Bases: pybop.BasePintsSampler

Implements the Slice Rank Shrinking Markov Chain Monte Carlo (MCMC) algorithm.

This class extends the Slice Rank Shrinking MCMC sampler from the PINTS library. This MCMC method uses slice sampling with a rank shrinking procedure to propose new states, allowing for efficient exploration of the parameter space.

Parameters:
  • log_pdf ((pybop.LogPosterior or List[pybop.LogPosterior])) – A function that calculates the log-probability density.

  • chains (int) – The number of chains to run.

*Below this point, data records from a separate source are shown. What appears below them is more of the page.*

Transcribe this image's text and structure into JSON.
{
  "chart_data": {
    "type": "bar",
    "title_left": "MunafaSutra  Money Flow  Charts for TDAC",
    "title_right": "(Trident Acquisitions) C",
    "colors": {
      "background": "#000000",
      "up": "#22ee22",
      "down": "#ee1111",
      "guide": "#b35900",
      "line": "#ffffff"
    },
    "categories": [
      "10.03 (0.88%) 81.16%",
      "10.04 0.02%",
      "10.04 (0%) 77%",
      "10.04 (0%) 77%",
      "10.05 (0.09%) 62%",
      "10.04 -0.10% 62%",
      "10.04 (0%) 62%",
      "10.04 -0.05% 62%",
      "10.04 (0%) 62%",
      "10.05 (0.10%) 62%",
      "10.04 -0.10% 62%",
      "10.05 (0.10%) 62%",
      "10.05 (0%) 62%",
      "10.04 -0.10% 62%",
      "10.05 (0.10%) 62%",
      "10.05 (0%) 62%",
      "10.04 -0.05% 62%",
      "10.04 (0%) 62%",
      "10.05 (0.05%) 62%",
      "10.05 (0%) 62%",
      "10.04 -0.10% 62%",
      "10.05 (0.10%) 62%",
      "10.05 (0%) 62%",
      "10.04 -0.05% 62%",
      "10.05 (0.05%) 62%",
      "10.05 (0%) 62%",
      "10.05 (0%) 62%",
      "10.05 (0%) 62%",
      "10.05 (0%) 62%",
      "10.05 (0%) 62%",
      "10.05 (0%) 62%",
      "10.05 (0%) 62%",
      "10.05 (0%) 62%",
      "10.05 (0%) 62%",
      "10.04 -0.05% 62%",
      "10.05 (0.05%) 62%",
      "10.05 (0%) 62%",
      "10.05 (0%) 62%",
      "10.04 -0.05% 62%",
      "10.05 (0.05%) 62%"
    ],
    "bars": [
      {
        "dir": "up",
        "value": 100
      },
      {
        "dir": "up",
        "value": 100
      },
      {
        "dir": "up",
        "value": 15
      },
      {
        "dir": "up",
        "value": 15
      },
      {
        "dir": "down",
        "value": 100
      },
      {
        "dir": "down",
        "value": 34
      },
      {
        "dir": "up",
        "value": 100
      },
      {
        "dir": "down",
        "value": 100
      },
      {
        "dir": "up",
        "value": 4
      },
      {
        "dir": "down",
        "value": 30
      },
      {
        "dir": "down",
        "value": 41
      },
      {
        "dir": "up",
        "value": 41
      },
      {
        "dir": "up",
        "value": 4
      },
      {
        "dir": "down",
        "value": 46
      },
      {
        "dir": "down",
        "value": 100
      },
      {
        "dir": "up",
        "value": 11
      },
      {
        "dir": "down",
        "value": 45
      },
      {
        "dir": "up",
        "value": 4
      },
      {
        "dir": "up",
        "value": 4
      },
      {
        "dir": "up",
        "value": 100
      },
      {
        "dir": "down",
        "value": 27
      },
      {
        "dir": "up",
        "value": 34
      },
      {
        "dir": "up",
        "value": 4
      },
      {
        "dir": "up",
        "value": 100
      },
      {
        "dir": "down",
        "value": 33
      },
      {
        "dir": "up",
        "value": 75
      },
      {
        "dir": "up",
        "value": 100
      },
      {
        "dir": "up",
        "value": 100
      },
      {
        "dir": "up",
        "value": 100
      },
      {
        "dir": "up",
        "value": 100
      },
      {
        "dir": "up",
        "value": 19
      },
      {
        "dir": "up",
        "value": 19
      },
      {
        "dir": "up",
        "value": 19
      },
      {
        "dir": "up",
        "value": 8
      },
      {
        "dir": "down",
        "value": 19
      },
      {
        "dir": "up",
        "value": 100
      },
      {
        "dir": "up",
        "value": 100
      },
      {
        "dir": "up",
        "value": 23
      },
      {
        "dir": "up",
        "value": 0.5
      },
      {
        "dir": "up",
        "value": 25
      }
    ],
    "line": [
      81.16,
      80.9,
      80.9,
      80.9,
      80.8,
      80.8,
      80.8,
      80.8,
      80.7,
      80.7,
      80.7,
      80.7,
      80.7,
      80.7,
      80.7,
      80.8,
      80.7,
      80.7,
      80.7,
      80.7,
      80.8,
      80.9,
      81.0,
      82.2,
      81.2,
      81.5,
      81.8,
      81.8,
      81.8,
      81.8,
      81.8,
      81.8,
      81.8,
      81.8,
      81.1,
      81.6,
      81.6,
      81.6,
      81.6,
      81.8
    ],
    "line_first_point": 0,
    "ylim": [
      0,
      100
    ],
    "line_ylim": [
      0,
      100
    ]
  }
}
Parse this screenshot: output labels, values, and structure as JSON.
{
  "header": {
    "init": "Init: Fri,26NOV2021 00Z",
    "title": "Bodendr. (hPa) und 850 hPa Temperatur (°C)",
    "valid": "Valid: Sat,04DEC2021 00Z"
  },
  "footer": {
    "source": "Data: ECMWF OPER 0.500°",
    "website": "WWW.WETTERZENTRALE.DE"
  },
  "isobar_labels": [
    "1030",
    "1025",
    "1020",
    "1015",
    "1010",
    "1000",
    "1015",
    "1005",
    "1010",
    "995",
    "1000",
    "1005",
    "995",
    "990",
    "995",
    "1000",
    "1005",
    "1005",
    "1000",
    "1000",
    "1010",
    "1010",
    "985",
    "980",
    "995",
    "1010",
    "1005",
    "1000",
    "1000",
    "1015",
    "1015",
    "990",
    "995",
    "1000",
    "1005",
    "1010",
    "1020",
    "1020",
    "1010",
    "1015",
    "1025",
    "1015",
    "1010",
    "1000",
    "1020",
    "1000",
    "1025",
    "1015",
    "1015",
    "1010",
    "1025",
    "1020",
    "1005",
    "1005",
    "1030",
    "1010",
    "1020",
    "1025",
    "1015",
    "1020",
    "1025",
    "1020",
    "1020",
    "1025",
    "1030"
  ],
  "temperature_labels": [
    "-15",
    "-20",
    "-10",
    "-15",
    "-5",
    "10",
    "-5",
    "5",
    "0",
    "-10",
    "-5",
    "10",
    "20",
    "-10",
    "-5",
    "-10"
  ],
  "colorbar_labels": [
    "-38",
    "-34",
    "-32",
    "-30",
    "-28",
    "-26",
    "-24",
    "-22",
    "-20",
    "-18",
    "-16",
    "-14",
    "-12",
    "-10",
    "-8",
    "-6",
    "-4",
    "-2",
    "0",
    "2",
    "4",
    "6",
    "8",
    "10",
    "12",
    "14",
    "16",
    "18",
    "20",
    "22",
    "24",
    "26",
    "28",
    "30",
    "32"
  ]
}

  • x0 (ndarray, optional) – Initial positions for the chains.

  • cov0 (ndarray, optional) – Initial covariance matrix.

  • **kwargs – Additional arguments to pass to the Slice Rank Shrinking MCMC sampler.

class pybop.samplers.pints_samplers.SliceStepoutMCMC(log_pdf, chains, x0=None, cov0=None, **kwargs)[source]#

Bases: pybop.BasePintsSampler

Implements the Slice Stepout Markov Chain Monte Carlo (MCMC) algorithm.

This class extends the Slice Stepout MCMC sampler from the PINTS library. This MCMC method uses slice sampling with a stepout procedure to propose new states, allowing for efficient exploration of the parameter space.

Parameters:
  • log_pdf ((pybop.LogPosterior or List[pybop.LogPosterior])) – A function that calculates the log-probability density.

  • chains (int) – The number of chains to run.

  • x0 (ndarray, optional) – Initial positions for the chains.

  • cov0 (ndarray, optional) – Initial covariance matrix.

  • **kwargs – Additional arguments to pass to the Slice Stepout MCMC sampler.